Dichloroacetate alleviates development of collagen II-induced arthritis in female DBA/1 mice

Abstract

Introduction: Dichloroacetate (DCA) has been in clinical use for the treatment of lactacidosis and inherited mitochondrial disorders. It has potent anti-tumor effects both in vivo and in vitro, facilitating apoptosis and inhibiting proliferation. The pro-apoptotic and anti-proliferative properties of DCA prompted us to investigate the effects of this compound in arthritis.

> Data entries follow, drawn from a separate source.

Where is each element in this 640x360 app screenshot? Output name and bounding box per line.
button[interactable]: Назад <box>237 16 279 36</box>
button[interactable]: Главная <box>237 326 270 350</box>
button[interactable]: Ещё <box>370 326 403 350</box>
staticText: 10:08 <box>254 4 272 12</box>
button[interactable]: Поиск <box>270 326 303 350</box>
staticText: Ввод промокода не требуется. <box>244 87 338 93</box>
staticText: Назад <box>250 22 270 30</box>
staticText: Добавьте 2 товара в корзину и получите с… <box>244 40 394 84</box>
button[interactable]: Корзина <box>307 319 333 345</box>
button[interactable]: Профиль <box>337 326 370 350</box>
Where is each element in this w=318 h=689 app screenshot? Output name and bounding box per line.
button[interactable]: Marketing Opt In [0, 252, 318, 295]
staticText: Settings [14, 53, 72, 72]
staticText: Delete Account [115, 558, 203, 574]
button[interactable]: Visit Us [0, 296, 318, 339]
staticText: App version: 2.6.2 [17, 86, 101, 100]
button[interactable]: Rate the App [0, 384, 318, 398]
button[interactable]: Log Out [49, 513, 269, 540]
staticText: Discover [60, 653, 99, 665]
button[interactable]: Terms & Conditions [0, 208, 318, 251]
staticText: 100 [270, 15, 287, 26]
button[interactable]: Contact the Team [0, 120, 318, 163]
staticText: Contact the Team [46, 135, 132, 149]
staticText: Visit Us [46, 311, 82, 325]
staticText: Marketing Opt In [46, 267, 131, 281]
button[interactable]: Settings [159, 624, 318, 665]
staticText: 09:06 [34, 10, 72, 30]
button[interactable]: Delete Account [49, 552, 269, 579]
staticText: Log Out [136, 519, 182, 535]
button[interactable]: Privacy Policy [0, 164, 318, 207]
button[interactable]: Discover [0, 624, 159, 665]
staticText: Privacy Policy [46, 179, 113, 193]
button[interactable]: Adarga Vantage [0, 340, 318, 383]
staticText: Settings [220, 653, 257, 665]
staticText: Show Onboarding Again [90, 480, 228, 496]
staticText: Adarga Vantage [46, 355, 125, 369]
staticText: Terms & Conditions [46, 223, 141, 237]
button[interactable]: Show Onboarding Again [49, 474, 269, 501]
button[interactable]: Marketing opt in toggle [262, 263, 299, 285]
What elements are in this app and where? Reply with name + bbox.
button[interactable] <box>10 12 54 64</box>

Methods: In the present study, we used DCA to treat murine collagen type II (CII)-induced arthritis (CIA), an experimental model of rheumatoid arthritis. DBA/1 mice were treated with DCA given in drinking water.

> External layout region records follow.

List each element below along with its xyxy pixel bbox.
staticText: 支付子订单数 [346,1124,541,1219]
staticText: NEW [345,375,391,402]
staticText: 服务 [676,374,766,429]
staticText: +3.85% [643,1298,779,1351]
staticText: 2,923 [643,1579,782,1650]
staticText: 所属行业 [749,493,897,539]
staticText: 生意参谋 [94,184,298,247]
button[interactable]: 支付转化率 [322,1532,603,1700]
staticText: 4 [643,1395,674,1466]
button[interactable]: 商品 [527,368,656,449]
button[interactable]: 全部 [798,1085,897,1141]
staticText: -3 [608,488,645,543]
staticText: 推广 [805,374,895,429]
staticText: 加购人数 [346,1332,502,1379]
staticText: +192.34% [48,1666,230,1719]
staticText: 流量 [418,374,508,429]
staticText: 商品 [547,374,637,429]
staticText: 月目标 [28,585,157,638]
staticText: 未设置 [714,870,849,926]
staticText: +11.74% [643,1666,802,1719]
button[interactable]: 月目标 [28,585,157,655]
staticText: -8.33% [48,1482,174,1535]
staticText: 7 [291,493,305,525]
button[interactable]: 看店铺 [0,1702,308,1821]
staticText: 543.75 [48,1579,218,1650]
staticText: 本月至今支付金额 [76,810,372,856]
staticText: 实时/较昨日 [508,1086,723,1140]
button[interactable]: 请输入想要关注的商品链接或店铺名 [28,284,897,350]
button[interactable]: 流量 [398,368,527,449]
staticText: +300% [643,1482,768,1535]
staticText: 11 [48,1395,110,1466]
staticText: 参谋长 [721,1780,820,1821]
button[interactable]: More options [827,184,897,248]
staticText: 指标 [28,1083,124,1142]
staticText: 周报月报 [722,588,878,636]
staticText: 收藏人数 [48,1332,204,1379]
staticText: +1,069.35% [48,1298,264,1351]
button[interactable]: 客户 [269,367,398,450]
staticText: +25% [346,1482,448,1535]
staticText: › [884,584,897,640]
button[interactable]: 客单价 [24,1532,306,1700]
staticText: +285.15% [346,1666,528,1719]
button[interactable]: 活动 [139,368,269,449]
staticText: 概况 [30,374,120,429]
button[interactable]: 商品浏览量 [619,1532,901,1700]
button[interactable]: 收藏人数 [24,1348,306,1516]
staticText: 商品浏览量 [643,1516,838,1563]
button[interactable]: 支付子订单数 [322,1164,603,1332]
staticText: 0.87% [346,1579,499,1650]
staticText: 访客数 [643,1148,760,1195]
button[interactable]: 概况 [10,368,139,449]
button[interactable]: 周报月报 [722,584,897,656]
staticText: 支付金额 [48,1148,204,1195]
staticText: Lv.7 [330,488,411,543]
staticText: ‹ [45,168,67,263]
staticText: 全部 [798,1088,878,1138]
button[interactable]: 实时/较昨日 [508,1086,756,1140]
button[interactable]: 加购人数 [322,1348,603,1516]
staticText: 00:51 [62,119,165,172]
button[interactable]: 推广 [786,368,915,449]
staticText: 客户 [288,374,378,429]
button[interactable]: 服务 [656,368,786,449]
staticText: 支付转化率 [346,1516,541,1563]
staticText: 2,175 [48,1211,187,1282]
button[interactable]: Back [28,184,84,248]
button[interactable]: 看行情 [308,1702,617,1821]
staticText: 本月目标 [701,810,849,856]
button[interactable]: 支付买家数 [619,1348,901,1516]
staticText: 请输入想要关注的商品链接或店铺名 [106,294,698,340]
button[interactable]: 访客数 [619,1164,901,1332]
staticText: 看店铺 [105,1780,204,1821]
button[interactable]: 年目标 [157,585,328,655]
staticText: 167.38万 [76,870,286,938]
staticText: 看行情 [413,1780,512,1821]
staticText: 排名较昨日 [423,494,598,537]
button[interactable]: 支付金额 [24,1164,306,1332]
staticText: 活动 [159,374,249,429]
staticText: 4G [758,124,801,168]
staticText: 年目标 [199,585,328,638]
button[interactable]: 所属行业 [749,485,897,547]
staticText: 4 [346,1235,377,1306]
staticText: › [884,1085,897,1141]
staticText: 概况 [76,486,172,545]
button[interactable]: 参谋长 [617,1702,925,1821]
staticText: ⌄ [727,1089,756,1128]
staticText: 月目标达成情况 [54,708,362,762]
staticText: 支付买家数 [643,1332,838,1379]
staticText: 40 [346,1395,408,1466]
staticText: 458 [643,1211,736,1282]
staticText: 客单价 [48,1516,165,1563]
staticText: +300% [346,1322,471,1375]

Results: Mice treated with DCA displayed much slower onset of CIA and significantly lower severity (P < 0.0001) and much lower frequency (36% in DCA group vs. 86% in control group) of arthritis. Also, cartilage and joint destruction was significantly decreased following DCA treatment (P = 0.005). Moreover, DCA prevented arthritis-induced cortical bone mineral loss. This clinical picture was also reflected by lower levels of anti-CII antibodies in DCA-treated versus control mice, indicating that DCA affected the humoral response. In contrast, DCA had no effect on T cell- or granulocyte-mediated responses. The beneficial effect of DCA was present in female DBA/1 mice only. This was due in part to the effect of estrogen, since ovariectomized mice did not benefit from DCA treatment to the same extent as sham-operated controls (day 30, 38.7% of ovarectomized mice had arthritis vs. only 3.4% in sham-operated group).

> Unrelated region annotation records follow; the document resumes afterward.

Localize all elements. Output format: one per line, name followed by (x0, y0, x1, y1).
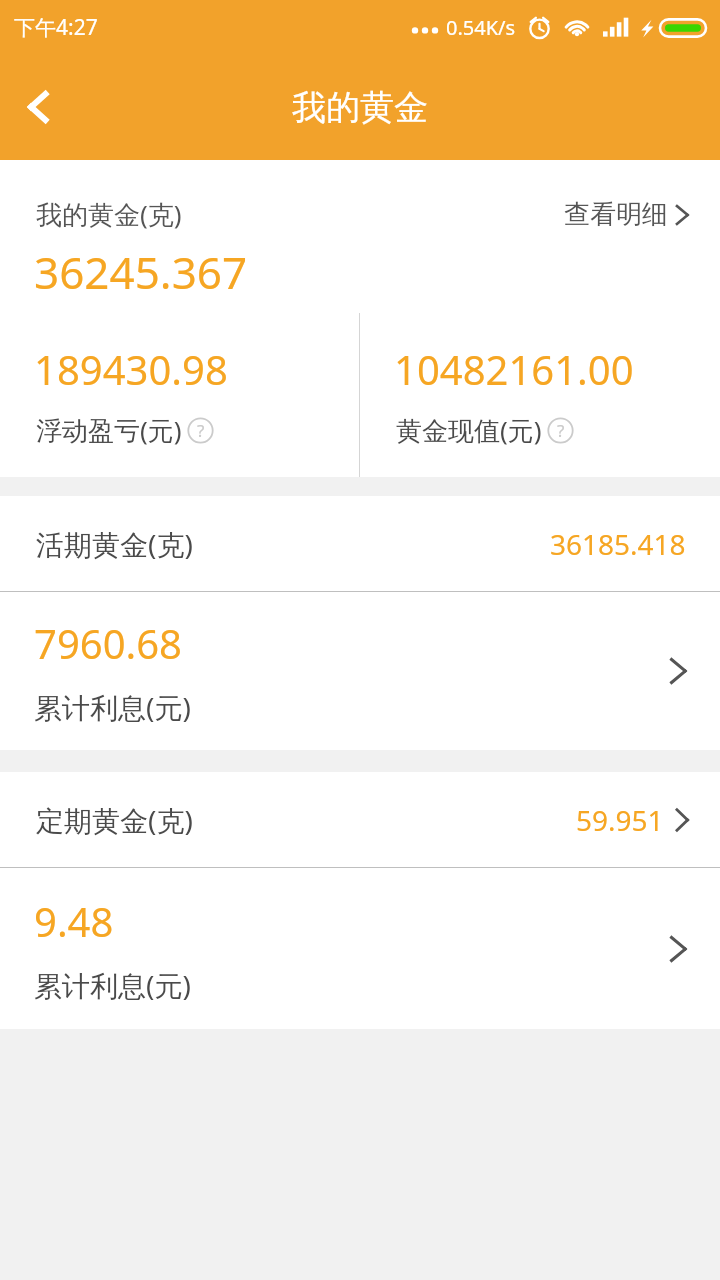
button[interactable]: Back (0, 68, 78, 146)
staticText: 黄金现值(元) (396, 412, 542, 448)
button[interactable]: 7960.68 (0, 592, 720, 750)
staticText: 9.48 (34, 894, 114, 948)
staticText: 活期黄金(克) (36, 525, 193, 563)
button[interactable]: 10482161.00 (360, 313, 720, 477)
staticText: 10482161.00 (394, 342, 634, 396)
button[interactable]: 活期黄金(克) (0, 496, 720, 591)
staticText: 定期黄金(克) (36, 801, 193, 839)
staticText: ? (557, 419, 565, 442)
button[interactable]: 189430.98 (0, 313, 359, 477)
staticText: 累计利息(元) (34, 966, 191, 1004)
button[interactable]: 9.48 (0, 868, 720, 1029)
staticText: 189430.98 (34, 342, 228, 396)
staticText: 7960.68 (34, 616, 182, 670)
staticText: 59.951 (576, 801, 664, 839)
staticText: 下午4:27 (14, 13, 98, 42)
staticText: 累计利息(元) (34, 688, 191, 726)
staticText: 浮动盈亏(元) (36, 412, 182, 448)
button[interactable]: 定期黄金(克) (0, 772, 720, 867)
button[interactable]: 查看明细 (564, 198, 696, 231)
staticText: 36245.367 (34, 242, 248, 302)
staticText: 36185.418 (550, 525, 686, 563)
staticText: 查看明细 (564, 198, 668, 231)
staticText: 我的黄金 (292, 86, 428, 129)
staticText: ? (197, 419, 205, 442)
staticText: 我的黄金(克) (36, 196, 182, 232)
staticText: 0.54K/s (446, 14, 516, 41)
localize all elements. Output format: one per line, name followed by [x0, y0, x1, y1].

Conclusion: Our results indicate that DCA delays the onset and alleviates the progression of CIA in an estrogen-dependent manner.

Figure 1

Frequency, severity of arthritis, bone destruction, and weight change in collagen II (CII)-induced arthritis mice treated with dichloroacetate (DCA) (3 mg/mouse per day) or water. (a) DCA effect on frequency of arthritis in both female and male CII arthritis mice. (b) DCA treatment on both female and male mice in regard to severity of arthritis. (c) Synovitis and bone erosion in CII-immunized DBA/1 with or without DCA treatment. (d) Weight change in DCA-treated mice and water controls during the course of CII-induced arthritis experiments. Values from three independent experiments were pooled. The DCA-treated group and the water-drinking group each contained 22 mice.

Figure 2

Micrographs of tarsal joints from collagen II-immunized female and male DBA/1 mice. (a) Representative image of a tarsal joint from a female water-drinking mouse. (b) Representative image of a tarsal joint from a female dichloroacetate (DCA)-drinking mouse (3 mg DCA/mouse per day). (c) Representative image of a tarsal joint from a male water-drinking mouse. (d) Representative image of a tarsal joint from a male DCA-drinking mouse (3 mg DCA/day). Arrowheads indicate erosion of bone and cartilage. Scale bar = 100 μm. B: bone; C: cartilage; JC: joint cavity; S: synovitis.

Figure 3

Dichloroacetate (DCA) impact on in vivo inflammatory immune response. (a) IgG anti-collagen II antibody levels from the DCA-drinking group and the water-drinking group. (b) Serum pro-inflammatory cytokine intereukin-6 (IL-6) levels from DCA-drinking mice and water controls. Values from two experiments were pooled. The DCA-drinking group and the water-drinking group each contained 14 mice. OD: optical density.

Figure 4

Dichloroacetate (DCA) effect on bone mineral density (BMD) (female mice only). (a) Cortical bone mineral content in mice treated with DCA or water. (b) The thickness of cortical bone in the DCA-drinking group and the water-drinking group. (c) Cortical bone area in the DCA-drinking group and the water-drinking group. (d) Total BMD measured in the DCA group and water controls. (e) Trabecular BMD in the DCA-treated group and water controls. One experiment was performed with eight female mice in the DCA-drinking group and eight female mice in the control group.

Figure 5

Impact of ovariectomy (OVX) on dichloroacetate (DCA) treatment of arthritis. Frequency (a) and severity (b) of arthritis in DCA-treated ovariectomized mice and in sham-operated mice treated with DCA. (c) Histological index of OVX and sham-operated mice treated with DCA. Results of two experiments were pooled with 31 OVX mice and 29 sham-operated mice.